Washington, D.C., December 2, 2011 — Think the tension between electric reliability and environmental protection is just theoretical hand-waving? Debra Raggio, assistant general counsel at GenOn Energy, the non-utility generator formerly known as Mirant, will tell you you’re wrong, and she can back it up. Raggio told her tale of regulatory Catch-22 at the late November Federal Energy Regulatory Commission technical conference on reliability.

The theoretical issue is whether Sect. 202 (c) of the Federal Power Act is superior to environmental regulations imposed under the federal Clean Air Act. The FPA section gives the U.S. Department of Energy to authority to direct operation of power plants to maintain bulk system reliability and stability, with potential criminal penalties. But, as Raggio told FERC, “Unfortunately, neither DOE nor any of the relevant environmental authorities has taken the position that authority under Section 202 (c) of the FPA trumps environmental law.” The language in the statute offers no guidance, nor is there any case law to clarify issues.

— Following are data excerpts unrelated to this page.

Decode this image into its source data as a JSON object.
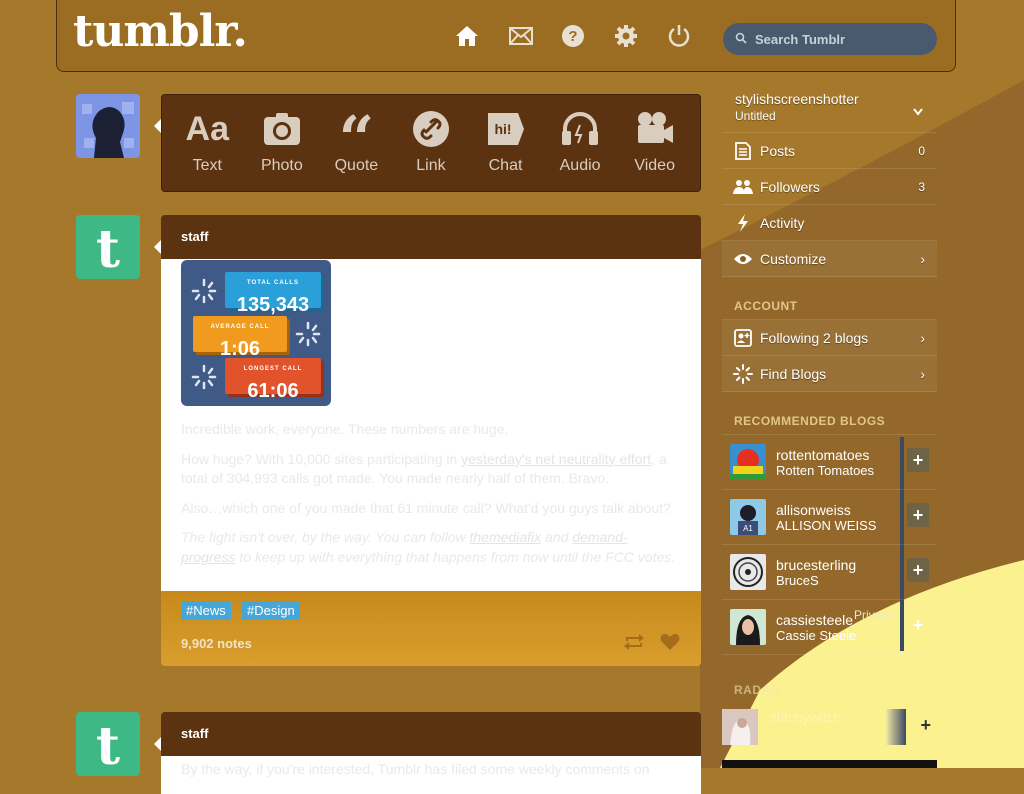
{
  "header": {
    "logo": "tumblr.",
    "search_placeholder": "Search Tumblr",
    "nav_icons": [
      "home-icon",
      "mail-icon",
      "help-icon",
      "gear-icon",
      "power-icon"
    ]
  },
  "post_types": [
    {
      "label": "Text",
      "icon": "text-icon"
    },
    {
      "label": "Photo",
      "icon": "camera-icon"
    },
    {
      "label": "Quote",
      "icon": "quote-icon"
    },
    {
      "label": "Link",
      "icon": "link-icon"
    },
    {
      "label": "Chat",
      "icon": "chat-icon"
    },
    {
      "label": "Audio",
      "icon": "headphones-icon"
    },
    {
      "label": "Video",
      "icon": "video-camera-icon"
    }
  ],
  "post1": {
    "author": "staff",
    "infographic": {
      "total_label": "TOTAL CALLS",
      "total_value": "135,343",
      "average_label": "AVERAGE CALL",
      "average_value": "1:06",
      "longest_label": "LONGEST CALL",
      "longest_value": "61:06"
    },
    "p1": "Incredible work, everyone. These numbers are huge.",
    "p2_a": "How huge? With 10,000 sites participating in ",
    "p2_link": "yesterday's net neutrality effort",
    "p2_b": ", a total of 304,993 calls got made. You made nearly half of them. Bravo.",
    "p3": "Also…which one of you made that 61 minute call? What'd you guys talk about?",
    "p4_a": "The fight isn't over, by the way. You can follow ",
    "p4_link1": "themediafix",
    "p4_mid": " and ",
    "p4_link2": "demand-progress",
    "p4_b": " to keep up with everything that happens from now until the FCC votes.",
    "tags": [
      "#News",
      "#Design"
    ],
    "notes": "9,902 notes"
  },
  "post2": {
    "author": "staff",
    "preview": "By the way, if you're interested, Tumblr has filed some weekly comments on"
  },
  "sidebar": {
    "blog_name": "stylishscreenshotter",
    "blog_title": "Untitled",
    "items": [
      {
        "label": "Posts",
        "count": "0",
        "icon": "posts-icon"
      },
      {
        "label": "Followers",
        "count": "3",
        "icon": "followers-icon"
      },
      {
        "label": "Activity",
        "count": "",
        "icon": "lightning-icon"
      },
      {
        "label": "Customize",
        "count": "",
        "icon": "eye-icon"
      }
    ],
    "account_label": "ACCOUNT",
    "account_items": [
      {
        "label": "Following 2 blogs",
        "icon": "following-icon"
      },
      {
        "label": "Find Blogs",
        "icon": "find-icon"
      }
    ],
    "recommended_label": "RECOMMENDED BLOGS",
    "recommended": [
      {
        "name": "rottentomatoes",
        "title": "Rotten Tomatoes"
      },
      {
        "name": "allisonweiss",
        "title": "ALLISON WEISS"
      },
      {
        "name": "brucesterling",
        "title": "BruceS"
      },
      {
        "name": "cassiesteele",
        "title": "Cassie Steele"
      }
    ],
    "footer_fragment": "Privacy",
    "radar_label": "RADAR",
    "radar_name": "stitchywitch"
  },
  "colors": {
    "background": "#a6782c",
    "header": "#9a6d22",
    "panel": "#5c3311",
    "tag": "#47a6d8"
  }
}
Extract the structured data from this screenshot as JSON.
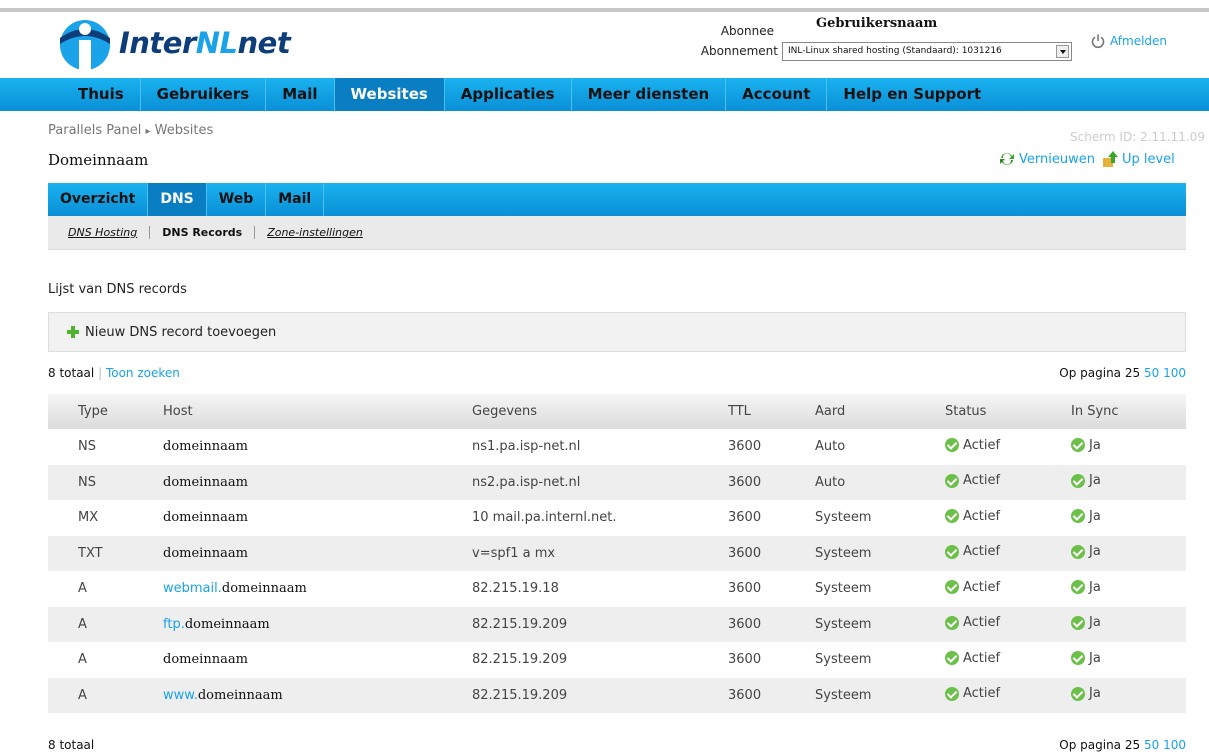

So consider the year 2001 travails of Mirant’s Potrero plant, an elderly (built between 1965 and 1976) and dirty 200 MW+ oil-and-gas fired plant located inside the San Francisco city limits, acquired from PG&E during California’s legendary restructuring. Under agreement with air regulators, Raggio explained, the plant was limited to operating only 877 hours a year. But the California Independent System Operator said it needed to dispatch the plant more often in order to maintain system reliability. DOE ordered the plant to operate during the state’s 2000-2001 electricity crisis, using the authority of Sect. 202 (c).

In order to keep Potrero running, Raggio explained, Mirant got “written approvals from local and federal regulators – the Bay Area Air Quality Management District and EPA” — so the plant could run longer than 877 hours. “Nonetheless,” said Raggio, “Mirant was subject to a citizen lawsuit by the City of San Francisco and environmental groups for exceedance of the 877-hour operating limit and was forced to settle the lawsuit at significant expense.”

This wasn’t just a case of those loopy lords of NoCal. Consider Mirant’s experience in Alexandria, Va., where state air regulators wanted to shut down an ancient (opened in 1949) 480-MW coal-fired plant that provides power to the District of Columbia across the river from the plant. On the day Mirant shut the plant under the Virginia air quality rules (Aug. 24, 2005), DC’s Public Service Commission filed a 202(c) petition with DOE to compel Mirant to operate the plant. After legal and bureaucratic toing-and-froing, the plant continued operating and Virginia found Mirant in violation of its air permit and fined the company.

Raggio noted at the FERC meeting that had Mirant shut the plant under Virginia’s orders, a major DC sewage treatment plant would have tripped off, spilling untreated wastewater into the river.